Jean Henri Georges Laguerre (24 June 1858 - 17 June 1912) was a French lawyer and politician.

Born in Paris, he was called to the bar in 1879 and distinguished himself by brilliant pleadings in favour of socialist and anarchist leaders, defending Prince Kropotkine at Lyon in 1883, and Louise Michel in the same year. In 1886, with Alexandre Millerand as a colleague, he defended Ernest Roche and Duc Quercy, the instigators of the Decazeville strike. His strictures on the procureur de la Republique on this occasion being declared libellous he was suspended for six months and in 1890 he again incurred suspension for an attack on the attorney-general, Quesnay de Beaurepaire.

He pleaded in the greatest criminal cases of his time, but from 1893 onwards exclusively in the provinces, his exclusion from the Parisian bar having been secured on the pretext of his connection with La Presse.
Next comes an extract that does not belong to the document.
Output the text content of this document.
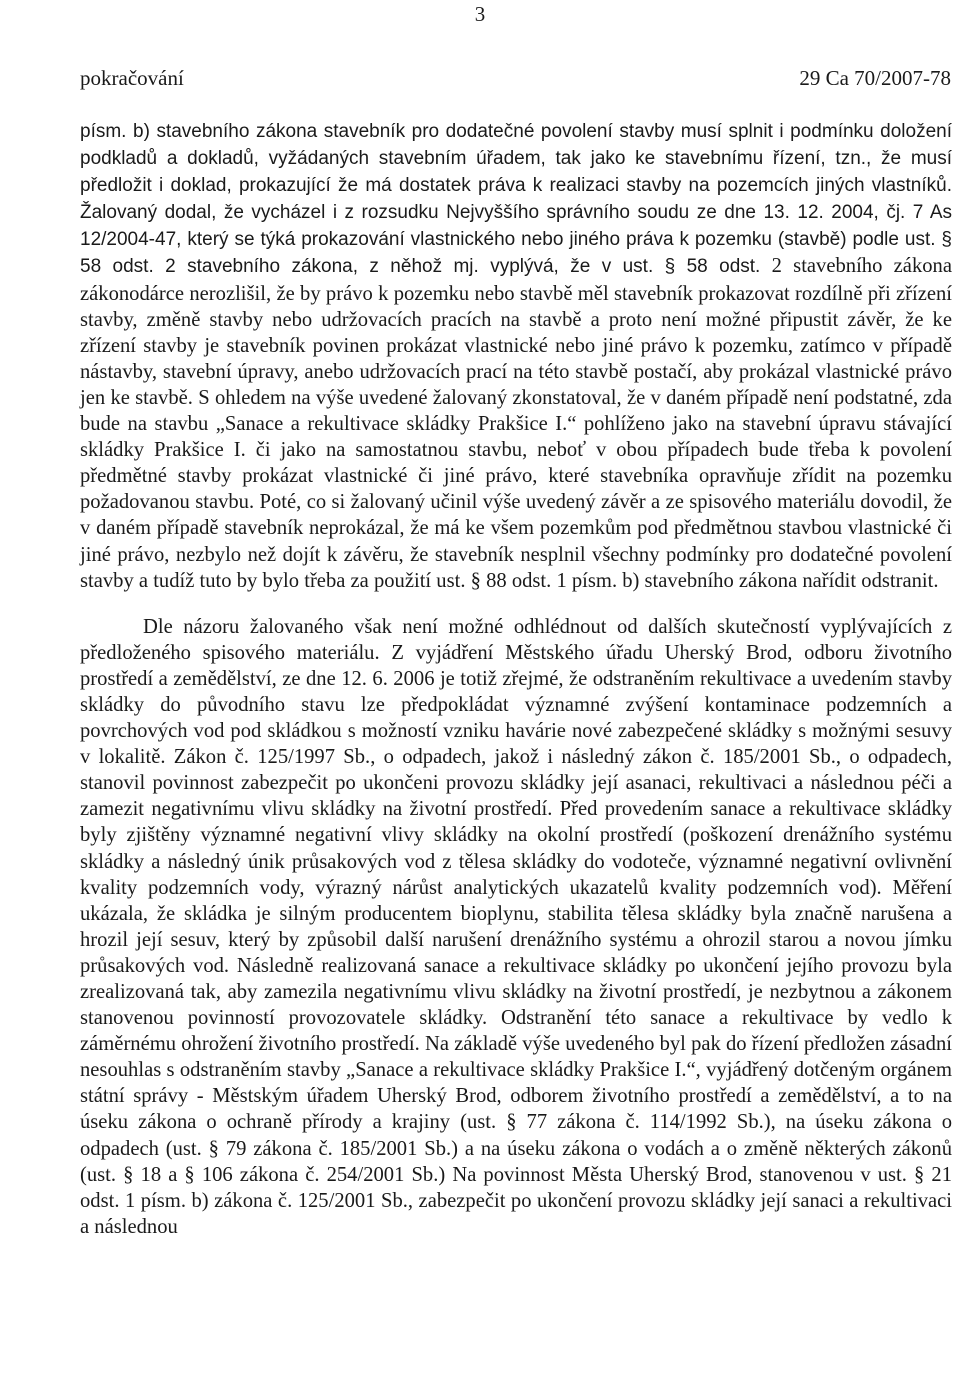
3
pokračování	29 Ca 70/2007-78

písm. b) stavebního zákona stavebník pro dodatečné povolení stavby musí splnit i podmínku doložení podkladů a dokladů, vyžádaných stavebním úřadem, tak jako ke stavebnímu řízení, tzn., že musí předložit i doklad, prokazující že má dostatek práva k realizaci stavby na pozemcích jiných vlastníků. Žalovaný dodal, že vycházel i z rozsudku Nejvyššího správního soudu ze dne 13. 12. 2004, čj. 7 As 12/2004-47, který se týká prokazování vlastnického nebo jiného práva k pozemku (stavbě) podle ust. § 58 odst. 2 stavebního zákona, z něhož mj. vyplývá, že v ust. § 58 odst. 2 stavebního zákona zákonodárce nerozlišil, že by právo k pozemku nebo stavbě měl stavebník prokazovat rozdílně při zřízení stavby, změně stavby nebo udržovacích pracích na stavbě a proto není možné připustit závěr, že ke zřízení stavby je stavebník povinen prokázat vlastnické nebo jiné právo k pozemku, zatímco v případě nástavby, stavební úpravy, anebo udržovacích prací na této stavbě postačí, aby prokázal vlastnické právo jen ke stavbě. S ohledem na výše uvedené žalovaný zkonstatoval, že v daném případě není podstatné, zda bude na stavbu „Sanace a rekultivace skládky Prakšice I.“ pohlíženo jako na stavební úpravu stávající skládky Prakšice I. či jako na samostatnou stavbu, neboť v obou případech bude třeba k povolení předmětné stavby prokázat vlastnické či jiné právo, které stavebníka opravňuje zřídit na pozemku požadovanou stavbu. Poté, co si žalovaný učinil výše uvedený závěr a ze spisového materiálu dovodil, že v daném případě stavebník neprokázal, že má ke všem pozemkům pod předmětnou stavbou vlastnické či jiné právo, nezbylo než dojít k závěru, že stavebník nesplnil všechny podmínky pro dodatečné povolení stavby a tudíž tuto by bylo třeba za použití ust. § 88 odst. 1 písm. b) stavebního zákona nařídit odstranit.

Dle názoru žalovaného však není možné odhlédnout od dalších skutečností vyplývajících z předloženého spisového materiálu. Z vyjádření Městského úřadu Uherský Brod, odboru životního prostředí a zemědělství, ze dne 12. 6. 2006 je totiž zřejmé, že odstraněním rekultivace a uvedením stavby skládky do původního stavu lze předpokládat významné zvýšení kontaminace podzemních a povrchových vod pod skládkou s možností vzniku havárie nové zabezpečené skládky s možnými sesuvy v lokalitě. Zákon č. 125/1997 Sb., o odpadech, jakož i následný zákon č. 185/2001 Sb., o odpadech, stanovil povinnost zabezpečit po ukončeni provozu skládky její asanaci, rekultivaci a následnou péči a zamezit negativnímu vlivu skládky na životní prostředí. Před provedením sanace a rekultivace skládky byly zjištěny významné negativní vlivy skládky na okolní prostředí (poškození drenážního systému skládky a následný únik průsakových vod z tělesa skládky do vodoteče, významné negativní ovlivnění kvality podzemních vody, výrazný nárůst analytických ukazatelů kvality podzemních vod). Měření ukázala, že skládka je silným producentem bioplynu, stabilita tělesa skládky byla značně narušena a hrozil její sesuv, který by způsobil další narušení drenážního systému a ohrozil starou a novou jímku průsakových vod. Následně realizovaná sanace a rekultivace skládky po ukončení jejího provozu byla zrealizovaná tak, aby zamezila negativnímu vlivu skládky na životní prostředí, je nezbytnou a zákonem stanovenou povinností provozovatele skládky. Odstranění této sanace a rekultivace by vedlo k záměrnému ohrožení životního prostředí. Na základě výše uvedeného byl pak do řízení předložen zásadní nesouhlas s odstraněním stavby „Sanace a rekultivace skládky Prakšice I.“, vyjádřený dotčeným orgánem státní správy - Městským úřadem Uherský Brod, odborem životního prostředí a zemědělství, a to na úseku zákona o ochraně přírody a krajiny (ust. § 77 zákona č. 114/1992 Sb.), na úseku zákona o odpadech (ust. § 79 zákona č. 185/2001 Sb.) a na úseku zákona o vodách a o změně některých zákonů (ust. § 18 a § 106 zákona č. 254/2001 Sb.) Na povinnost Města Uherský Brod, stanovenou v ust. § 21 odst. 1 písm. b) zákona č. 125/2001 Sb., zabezpečit po ukončení provozu skládky její sanaci a rekultivaci a následnou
He entered the Chamber of Deputies for Apt in 1883 as a representative of the extreme revisionist programme, and was one of the leaders of the Boulangist agitation. He had formerly written for Georges Clemenceau's organ La Justice, but when Clemenceau refused to impose any shibboleth on the radical party he became director of La Presse. He rallied to the republican party in May 1891 some months before General Boulanger's suicide. He was not re-elected to the Chamber in 1893.

Laguerre was an excellent lecturer on the revolutionary period of French history, concerning which he had collected many valuable and rare documents. He interested himself in the fate of the "Little Dauphin" (Louis XVII), whose supposed remains, buried at Ste Marguerite, proved to be those of a boy of fourteen.